If what you were trying to promote was just flat out wrong and borderline insane, such as that California's large wildfires last summer were actually ignited by space lasers run by the jews, or that the elites are kidnapping children and drilling holes into their heads to harvest adrenochrome, you'd have a real hard time getting that message out. And if you did manage and it started to gain a little traction, debunkers would quickly get debunkings out which would spread faster, making it harder for your thing to spread.

With a lot of people getting almost all their information from social media, that form of friction has to a large extent gone away. It is a lot easier and cheaper to get a large audience.

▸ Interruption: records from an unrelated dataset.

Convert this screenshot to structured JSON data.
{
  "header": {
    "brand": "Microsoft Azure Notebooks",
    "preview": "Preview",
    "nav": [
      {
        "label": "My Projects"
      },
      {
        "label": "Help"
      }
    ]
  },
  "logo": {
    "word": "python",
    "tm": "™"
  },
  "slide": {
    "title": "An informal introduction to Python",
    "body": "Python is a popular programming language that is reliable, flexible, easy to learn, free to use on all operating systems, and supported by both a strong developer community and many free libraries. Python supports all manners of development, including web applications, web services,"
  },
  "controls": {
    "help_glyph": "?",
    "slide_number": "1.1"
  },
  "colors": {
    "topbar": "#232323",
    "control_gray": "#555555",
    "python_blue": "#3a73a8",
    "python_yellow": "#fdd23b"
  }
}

Debunking takes time, and by the time a debunking is out there for the false stuff to have already taken root. On top of that, people are now exposed to a lot more information (both true and false), leaving much less time per item for evaluation. And it is much easier to create new false things than new true things. This means that even if a debunking of something does come around to your social media feed, you might miss it in the flood of new false stuff in there.

And on top of all that, its not just cranks and crackpots producing the false ideas now. First, you've got state sponsored entities doing it to try to harm rival states. Second, you've got content farms that make up sensationalistic stuff designed to generate clicks, so that they can run ads on it.

We need some mechanism to put friction back.

Free speech absolutionism is stupid. You can limit free speech without actually harming anyone (please don’t mention the slippery slope fallacy)

Some things just DONT need to be said. Racial slurs in the wrong context (attacks), holocaust denials, etc. these things have NO positive outcome. None. Nothing at all in the world will change if you ban these things.

We can have free speech while stopping extremism and getting rid of scum like Gab and parlor is the first step.

It’s not a black or white situation.